Diante do exposto, fazemos a seguinte indagação:

Vale a pena se submeter aos salários vergonhosos e imorais oferecidos por algumas empresas? 

Seu nome e o risco envolvido numa relação como esta valem a pena? 

Será que esquecemos que estudamos mais de 20 anos de nossas vidas para realizar o sonho de ter um Curso Superior e pouco provável que paremos de estudar até o final de nossa vida útil como profissionais?

Esquecemos quantos anos nossos pais trabalharam e investiram para nos dar um futuro melhor e nos formar? 

Esquecemos o quanto tivemos que trabalhar e estudar para obter nosso diploma?

E o nosso juramento de ética, honra e moral, onde fica?

Farmacêutico não aceite as propostas imorais oferecidas. DIGA NÃO!

O Sinfar lutou muito para negociar o atual salário e os proprietários de farmácias e drogarias concordaram com o mesmo ao assinar a Convenção Coletiva de Trabalho vigente.

A Convenção Coletiva de Trabalho é Lei. Tem que ser respeitada!

Declarar na responsabilidade técnica que está num lugar, quando na verdade está em outro é falta ética grave e pode ser tipificado como falsidade ideológica.

A Delegacia de Opressão a Crimes Contra o Consumidor tem combatido duramente os crimes ligados ao comércio irregular de medicamentos e cosméticos.

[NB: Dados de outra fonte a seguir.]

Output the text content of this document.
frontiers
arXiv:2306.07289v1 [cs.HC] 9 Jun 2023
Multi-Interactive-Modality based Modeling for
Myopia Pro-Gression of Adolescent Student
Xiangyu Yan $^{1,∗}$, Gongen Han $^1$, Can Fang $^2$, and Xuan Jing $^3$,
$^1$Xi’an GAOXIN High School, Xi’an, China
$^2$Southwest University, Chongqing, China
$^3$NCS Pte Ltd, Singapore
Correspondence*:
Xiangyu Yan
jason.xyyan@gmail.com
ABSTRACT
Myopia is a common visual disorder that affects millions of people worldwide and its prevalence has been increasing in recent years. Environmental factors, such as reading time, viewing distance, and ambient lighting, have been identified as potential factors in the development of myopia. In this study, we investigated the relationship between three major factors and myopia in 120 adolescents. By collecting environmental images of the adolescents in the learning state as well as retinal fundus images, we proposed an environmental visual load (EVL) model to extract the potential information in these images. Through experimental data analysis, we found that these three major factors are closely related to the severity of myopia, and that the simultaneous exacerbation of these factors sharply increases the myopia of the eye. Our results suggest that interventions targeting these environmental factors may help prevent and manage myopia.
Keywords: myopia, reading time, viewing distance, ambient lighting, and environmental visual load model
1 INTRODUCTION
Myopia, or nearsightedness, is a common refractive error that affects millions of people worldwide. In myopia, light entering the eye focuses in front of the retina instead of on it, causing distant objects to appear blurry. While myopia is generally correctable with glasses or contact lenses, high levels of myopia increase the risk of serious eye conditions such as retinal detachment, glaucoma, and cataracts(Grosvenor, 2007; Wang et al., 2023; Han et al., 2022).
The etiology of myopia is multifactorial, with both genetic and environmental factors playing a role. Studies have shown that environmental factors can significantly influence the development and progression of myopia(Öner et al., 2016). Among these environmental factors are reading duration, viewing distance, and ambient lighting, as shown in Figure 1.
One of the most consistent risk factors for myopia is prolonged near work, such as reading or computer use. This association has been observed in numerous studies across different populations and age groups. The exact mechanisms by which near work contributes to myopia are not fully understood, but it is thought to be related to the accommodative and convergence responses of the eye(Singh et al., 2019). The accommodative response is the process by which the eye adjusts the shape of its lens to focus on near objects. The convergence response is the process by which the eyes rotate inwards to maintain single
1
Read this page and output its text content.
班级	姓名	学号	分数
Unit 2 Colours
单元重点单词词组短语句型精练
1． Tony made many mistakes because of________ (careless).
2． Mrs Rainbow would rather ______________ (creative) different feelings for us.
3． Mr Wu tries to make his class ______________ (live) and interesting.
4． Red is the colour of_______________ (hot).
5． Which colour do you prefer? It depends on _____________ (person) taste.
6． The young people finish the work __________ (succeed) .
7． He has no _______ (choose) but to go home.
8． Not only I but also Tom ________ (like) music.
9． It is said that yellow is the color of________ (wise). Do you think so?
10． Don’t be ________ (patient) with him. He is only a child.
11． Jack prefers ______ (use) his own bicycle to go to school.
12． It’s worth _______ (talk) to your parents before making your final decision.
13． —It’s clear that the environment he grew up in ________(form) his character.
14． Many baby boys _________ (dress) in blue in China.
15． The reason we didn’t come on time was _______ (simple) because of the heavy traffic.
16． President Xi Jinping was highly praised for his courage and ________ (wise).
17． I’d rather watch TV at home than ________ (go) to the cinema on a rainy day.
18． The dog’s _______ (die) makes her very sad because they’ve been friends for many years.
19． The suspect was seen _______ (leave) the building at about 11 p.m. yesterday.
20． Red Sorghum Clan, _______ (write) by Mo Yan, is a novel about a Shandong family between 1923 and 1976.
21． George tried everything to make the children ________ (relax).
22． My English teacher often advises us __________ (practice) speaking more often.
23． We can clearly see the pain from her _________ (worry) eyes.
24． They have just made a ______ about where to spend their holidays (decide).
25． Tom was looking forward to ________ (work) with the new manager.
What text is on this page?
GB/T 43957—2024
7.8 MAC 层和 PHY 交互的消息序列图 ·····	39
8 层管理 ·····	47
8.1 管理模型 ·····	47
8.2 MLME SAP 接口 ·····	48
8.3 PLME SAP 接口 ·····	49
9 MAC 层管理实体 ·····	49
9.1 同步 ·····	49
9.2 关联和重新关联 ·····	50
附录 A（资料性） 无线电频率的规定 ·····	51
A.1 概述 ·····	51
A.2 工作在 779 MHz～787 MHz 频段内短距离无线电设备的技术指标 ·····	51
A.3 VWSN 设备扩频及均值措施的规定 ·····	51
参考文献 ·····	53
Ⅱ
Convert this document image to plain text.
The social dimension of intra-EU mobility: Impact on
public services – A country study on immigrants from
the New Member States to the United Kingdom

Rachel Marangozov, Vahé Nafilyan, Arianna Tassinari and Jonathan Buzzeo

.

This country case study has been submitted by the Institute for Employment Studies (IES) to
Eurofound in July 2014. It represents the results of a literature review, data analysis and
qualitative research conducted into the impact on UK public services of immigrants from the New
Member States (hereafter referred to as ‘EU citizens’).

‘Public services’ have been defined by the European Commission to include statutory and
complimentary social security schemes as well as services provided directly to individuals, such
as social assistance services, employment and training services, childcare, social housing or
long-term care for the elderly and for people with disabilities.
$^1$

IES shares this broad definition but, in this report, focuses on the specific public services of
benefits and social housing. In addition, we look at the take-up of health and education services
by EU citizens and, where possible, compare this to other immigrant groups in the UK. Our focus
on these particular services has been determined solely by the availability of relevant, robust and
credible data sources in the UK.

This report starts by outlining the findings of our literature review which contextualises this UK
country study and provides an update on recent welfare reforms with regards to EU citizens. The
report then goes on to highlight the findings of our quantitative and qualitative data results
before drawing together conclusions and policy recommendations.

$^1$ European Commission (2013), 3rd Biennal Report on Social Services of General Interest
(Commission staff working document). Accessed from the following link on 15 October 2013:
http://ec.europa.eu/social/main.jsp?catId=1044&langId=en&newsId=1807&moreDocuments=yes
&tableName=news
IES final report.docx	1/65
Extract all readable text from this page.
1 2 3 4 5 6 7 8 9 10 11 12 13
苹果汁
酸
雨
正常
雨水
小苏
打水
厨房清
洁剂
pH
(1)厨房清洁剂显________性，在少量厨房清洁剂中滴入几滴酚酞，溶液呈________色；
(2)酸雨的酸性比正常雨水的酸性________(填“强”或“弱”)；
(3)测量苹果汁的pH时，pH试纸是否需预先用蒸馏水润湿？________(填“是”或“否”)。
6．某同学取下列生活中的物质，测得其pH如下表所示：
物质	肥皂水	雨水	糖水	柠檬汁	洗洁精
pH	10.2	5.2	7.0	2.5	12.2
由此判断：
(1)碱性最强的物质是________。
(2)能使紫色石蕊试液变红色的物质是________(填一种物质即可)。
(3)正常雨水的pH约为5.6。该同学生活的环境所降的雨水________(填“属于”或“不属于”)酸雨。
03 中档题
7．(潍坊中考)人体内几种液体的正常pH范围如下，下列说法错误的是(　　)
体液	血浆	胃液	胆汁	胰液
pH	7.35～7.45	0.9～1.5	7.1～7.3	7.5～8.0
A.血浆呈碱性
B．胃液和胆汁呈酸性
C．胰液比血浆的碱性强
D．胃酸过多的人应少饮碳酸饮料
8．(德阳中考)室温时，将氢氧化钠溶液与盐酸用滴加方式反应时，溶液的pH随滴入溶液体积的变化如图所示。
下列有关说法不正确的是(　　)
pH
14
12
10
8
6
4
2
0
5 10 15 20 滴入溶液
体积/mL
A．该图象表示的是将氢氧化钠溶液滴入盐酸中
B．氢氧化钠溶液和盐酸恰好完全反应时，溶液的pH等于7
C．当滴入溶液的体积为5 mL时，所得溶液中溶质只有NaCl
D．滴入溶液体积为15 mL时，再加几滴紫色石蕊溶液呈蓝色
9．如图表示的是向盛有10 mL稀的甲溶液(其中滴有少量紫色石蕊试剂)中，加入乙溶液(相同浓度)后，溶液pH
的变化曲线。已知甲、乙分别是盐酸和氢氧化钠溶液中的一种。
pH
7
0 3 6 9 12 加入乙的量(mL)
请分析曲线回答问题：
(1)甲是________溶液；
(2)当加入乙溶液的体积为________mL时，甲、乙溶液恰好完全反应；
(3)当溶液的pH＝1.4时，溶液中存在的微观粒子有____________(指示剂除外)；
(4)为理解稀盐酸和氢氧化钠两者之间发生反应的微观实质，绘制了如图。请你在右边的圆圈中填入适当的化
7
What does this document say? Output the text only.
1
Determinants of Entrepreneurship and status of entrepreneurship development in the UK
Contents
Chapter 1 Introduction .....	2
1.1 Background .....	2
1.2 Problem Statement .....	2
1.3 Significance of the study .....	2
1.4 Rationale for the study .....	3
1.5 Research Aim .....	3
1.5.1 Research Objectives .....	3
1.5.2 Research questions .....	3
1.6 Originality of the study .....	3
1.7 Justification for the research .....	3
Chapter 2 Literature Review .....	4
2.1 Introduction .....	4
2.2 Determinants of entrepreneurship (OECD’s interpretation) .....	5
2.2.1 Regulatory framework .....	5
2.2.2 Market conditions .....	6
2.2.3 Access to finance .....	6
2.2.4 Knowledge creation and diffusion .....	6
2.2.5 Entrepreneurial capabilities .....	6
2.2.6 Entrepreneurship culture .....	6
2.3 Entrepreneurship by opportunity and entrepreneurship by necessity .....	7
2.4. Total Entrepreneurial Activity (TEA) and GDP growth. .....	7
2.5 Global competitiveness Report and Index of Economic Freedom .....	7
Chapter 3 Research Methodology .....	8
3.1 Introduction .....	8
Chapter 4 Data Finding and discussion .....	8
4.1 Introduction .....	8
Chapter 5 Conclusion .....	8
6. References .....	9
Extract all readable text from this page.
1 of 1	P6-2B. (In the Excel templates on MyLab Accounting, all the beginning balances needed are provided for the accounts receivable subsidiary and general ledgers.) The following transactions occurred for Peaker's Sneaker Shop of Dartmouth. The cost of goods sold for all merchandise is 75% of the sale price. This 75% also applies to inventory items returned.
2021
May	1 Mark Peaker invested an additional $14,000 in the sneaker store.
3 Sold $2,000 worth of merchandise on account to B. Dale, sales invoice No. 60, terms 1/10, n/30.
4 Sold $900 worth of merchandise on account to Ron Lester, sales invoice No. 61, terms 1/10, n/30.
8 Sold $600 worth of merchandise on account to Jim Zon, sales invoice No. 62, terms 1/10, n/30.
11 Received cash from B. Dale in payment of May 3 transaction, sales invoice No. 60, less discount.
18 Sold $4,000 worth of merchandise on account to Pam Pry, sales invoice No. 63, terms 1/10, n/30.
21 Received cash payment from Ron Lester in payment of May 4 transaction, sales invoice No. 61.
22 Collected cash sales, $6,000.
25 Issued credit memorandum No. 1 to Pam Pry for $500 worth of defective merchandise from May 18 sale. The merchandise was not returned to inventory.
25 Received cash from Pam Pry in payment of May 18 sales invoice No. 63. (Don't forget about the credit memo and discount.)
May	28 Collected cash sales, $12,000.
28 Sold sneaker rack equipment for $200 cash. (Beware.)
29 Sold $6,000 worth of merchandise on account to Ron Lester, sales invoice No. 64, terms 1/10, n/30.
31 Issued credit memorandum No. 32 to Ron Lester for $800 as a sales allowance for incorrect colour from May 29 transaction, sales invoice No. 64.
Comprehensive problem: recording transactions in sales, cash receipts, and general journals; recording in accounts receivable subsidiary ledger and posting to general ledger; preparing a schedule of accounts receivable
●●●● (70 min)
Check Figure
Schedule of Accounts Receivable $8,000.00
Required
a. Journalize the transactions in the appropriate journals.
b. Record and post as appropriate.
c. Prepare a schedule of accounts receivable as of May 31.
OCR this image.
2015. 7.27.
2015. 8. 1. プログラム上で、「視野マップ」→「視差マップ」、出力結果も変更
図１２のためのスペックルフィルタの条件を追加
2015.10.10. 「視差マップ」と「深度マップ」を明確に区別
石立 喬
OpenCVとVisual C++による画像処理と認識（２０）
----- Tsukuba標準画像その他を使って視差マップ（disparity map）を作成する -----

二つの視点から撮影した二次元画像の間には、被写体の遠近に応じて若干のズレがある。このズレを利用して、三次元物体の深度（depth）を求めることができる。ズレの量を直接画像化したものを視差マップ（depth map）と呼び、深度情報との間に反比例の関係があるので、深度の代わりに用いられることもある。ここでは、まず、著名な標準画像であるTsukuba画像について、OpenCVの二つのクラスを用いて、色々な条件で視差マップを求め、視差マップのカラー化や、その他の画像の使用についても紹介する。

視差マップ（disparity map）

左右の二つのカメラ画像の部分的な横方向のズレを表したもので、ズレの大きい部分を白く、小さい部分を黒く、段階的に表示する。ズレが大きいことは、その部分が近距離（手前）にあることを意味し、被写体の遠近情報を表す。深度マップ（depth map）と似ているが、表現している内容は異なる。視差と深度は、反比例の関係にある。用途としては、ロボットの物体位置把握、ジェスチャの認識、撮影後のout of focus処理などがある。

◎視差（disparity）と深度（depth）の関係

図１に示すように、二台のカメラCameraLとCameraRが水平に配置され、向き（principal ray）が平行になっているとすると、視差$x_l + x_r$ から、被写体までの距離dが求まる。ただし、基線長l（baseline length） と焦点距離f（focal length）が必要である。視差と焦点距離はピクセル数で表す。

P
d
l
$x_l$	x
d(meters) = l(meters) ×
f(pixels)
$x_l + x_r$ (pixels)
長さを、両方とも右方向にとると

O Dr. Edemundo Dias titular da DECON informou que profissionais que declaram responsabilidade técnica numa determinada empresa, quando na verdade se encontram em outro local poderão ser indiciados por crime de falsidade ideológica.

DENUNCIE ESTAS IMORALIDADES! 

A ÚNICA FORMA DE ACABAR COM TAIS PRÁTICAS É DIZENDO NÃO A ELAS!

SE OS PROPRIETÁRIOS DE FARMÁCIAS E DROGARIAS INESCRUPULOSOS QUE SE NEGAM A RESPEITAR O PISO SALARIAL DO SINFAR NÃO TIVEREM A QUEM FAZER TAIS PROPOSTAS, NOSSA PROFISSÃO VOLTARÁ A SER RESPEITADA COMO MERECE.

O Sindicato dos Farmacêuticos no Estado de Goiás abraçou esta campanha de conscientização que visa promover a conscientização de Farmacêuticos e Empresas com finalidade de garantir a dignidade da Profissão e criar um mercado mais ético e sem concorrência predatória e desleal entre profissionais e empresas.

OBS.: SOMOS UM SINDICATO RESPONSÁVEL QUE PAUTA SEU TRABALHO NO RESPEITO E ÉTICA, PORTANTO, FRISAMOS QUE AS IRREGULARIDADES E ATOS ILÍCITOS CITADOS NESTE ARTIGO NÃO SE APLICAM A TODOS OS PROFISSIONAIS FARMACÊUTICOS E EMPRESAS. É MUITO IMPORTANTE DESTACAR ISTO PARA NÃO INCORRERMOS NO ERRO DE GENERALIZAR TAIS PRÁTICAS.

NOSSO OBJETIVO É COMBATER A CONCORRÊNCIA DESLEAL E PREDATÓRIA ENTRE PROFISSIONAIS E EMPRESAS, GERANDO UM MERCADO INJUSTO QUE AFETA A DIGNIDADE DO FARMACÊUTICO, PRECARIZA O TRABALHO E SUCUMBE OS LUCROS DAS EMPRESAS QUE TRABALHAM CORRETAMENTE.